Like as I said in my "Firework" blog, I can't lose sight of who am I, what I want in life, and how I'm going to accomplish the things I want. I'm really trying so hard to stay positive and just pump myself up for. I feel like it's working, I just want to make sure everyone else is seeing that I am improving my craft, I'm getting healthier, and I am happy. Sometimes, I feel like I'm the only one who can see the changes. However, I know I'm going to get to accomplish all my goals.
So many great things are coming up for me I know it! Hopefully a job will be one of them, and I'm hoping I can nail some or all of the auditions I have coming up in the following year. I really feel like they are, but I don't want to build myself up and get excited for these things, and they don't work out. I really they like they will though (work out). I can't wait to share the news with the world.

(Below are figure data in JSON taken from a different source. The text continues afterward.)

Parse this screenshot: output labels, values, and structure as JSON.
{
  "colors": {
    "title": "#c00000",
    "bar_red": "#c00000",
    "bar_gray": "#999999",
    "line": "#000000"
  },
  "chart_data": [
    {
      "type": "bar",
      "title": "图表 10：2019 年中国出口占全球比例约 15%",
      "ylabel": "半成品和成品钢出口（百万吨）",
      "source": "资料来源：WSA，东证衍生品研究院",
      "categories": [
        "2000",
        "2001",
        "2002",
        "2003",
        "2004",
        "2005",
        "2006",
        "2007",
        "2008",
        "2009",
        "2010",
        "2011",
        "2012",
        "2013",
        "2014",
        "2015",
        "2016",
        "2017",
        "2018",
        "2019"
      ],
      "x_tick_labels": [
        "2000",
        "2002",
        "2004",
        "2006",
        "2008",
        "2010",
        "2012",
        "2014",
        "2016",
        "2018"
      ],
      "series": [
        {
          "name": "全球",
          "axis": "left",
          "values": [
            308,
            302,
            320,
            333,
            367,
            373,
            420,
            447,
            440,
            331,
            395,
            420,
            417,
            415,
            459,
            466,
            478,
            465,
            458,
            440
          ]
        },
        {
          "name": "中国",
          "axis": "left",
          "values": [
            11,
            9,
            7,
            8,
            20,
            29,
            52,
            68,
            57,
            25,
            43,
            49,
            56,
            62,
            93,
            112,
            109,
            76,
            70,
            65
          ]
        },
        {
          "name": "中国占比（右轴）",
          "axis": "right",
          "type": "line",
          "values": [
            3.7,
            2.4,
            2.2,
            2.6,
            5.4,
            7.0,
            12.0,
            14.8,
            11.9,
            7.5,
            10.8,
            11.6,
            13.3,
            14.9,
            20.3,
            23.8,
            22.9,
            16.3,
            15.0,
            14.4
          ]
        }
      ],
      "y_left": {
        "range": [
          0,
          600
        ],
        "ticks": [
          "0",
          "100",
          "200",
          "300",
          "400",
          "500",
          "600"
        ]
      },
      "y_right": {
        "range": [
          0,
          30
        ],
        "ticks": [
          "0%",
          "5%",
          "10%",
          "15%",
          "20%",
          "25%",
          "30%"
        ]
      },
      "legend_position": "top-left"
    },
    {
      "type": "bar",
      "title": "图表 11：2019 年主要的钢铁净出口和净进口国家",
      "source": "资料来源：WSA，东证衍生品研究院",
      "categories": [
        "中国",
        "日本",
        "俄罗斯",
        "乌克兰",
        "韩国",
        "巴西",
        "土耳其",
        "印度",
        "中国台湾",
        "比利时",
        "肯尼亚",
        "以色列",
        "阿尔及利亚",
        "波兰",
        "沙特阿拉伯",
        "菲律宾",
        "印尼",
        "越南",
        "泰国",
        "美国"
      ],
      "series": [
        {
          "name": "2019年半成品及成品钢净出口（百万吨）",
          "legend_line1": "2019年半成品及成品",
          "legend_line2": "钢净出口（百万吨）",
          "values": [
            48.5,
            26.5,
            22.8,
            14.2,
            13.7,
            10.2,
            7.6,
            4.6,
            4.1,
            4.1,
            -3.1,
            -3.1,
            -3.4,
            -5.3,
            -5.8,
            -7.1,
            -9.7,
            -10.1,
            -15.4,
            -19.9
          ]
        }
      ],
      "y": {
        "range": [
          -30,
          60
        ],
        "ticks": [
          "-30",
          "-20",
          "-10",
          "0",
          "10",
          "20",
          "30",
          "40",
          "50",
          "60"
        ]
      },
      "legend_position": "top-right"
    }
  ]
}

The only thing in my life that is really really bothering me I guess is that I'm single. I know everything happens for a reason, and you can't wait around for your prince charming, he's going to come to you, but I just feel like when is it my turn? I want to fall madly in love with someone , and then fall in back in love with me too. I want a relationship. I really think, I can handle one now in my life. Before, I didn't really know what I wanted in life. I was going down the wrong path, but now I'm on the right path, so I think I really am ready to give my heart up again and love again. I really want it. I deserve an amazing guy in my life. Now, I just need to meet him. He's out there somewhere looking for me.
I know now when it does happen, I will be ready for it, I won't be scared, I won't put up a wall. This time is going to be it, this guy who is coming up in my life will be the one for me. I can just feel it. So I guess I need to stop worrying about not meeting anyone, cause I know I will.
I'm just happy with everything honestly. I know I'm going to have a job soon, I'm getting healthier, I'm improving and strengthening my craft, and Mr. Right is on his way. I guess I really have nothing to worry about it.
So I can say, I know what lies just beyond the river bed, or at least vaguely I do! Everything, I'm dreaming and hoping for will happen; just in the time it's meant to, but I will get to accomplish all of my dreams and the things I want in life.
Anyways, I hope this blog finds you all well and happy. Remember , everything will work out, and things will fall perfectly into your path. Just make sure it's the right path. Trust me, you'll know if it's the right one. Do you know what lies beyond the riverbed for you?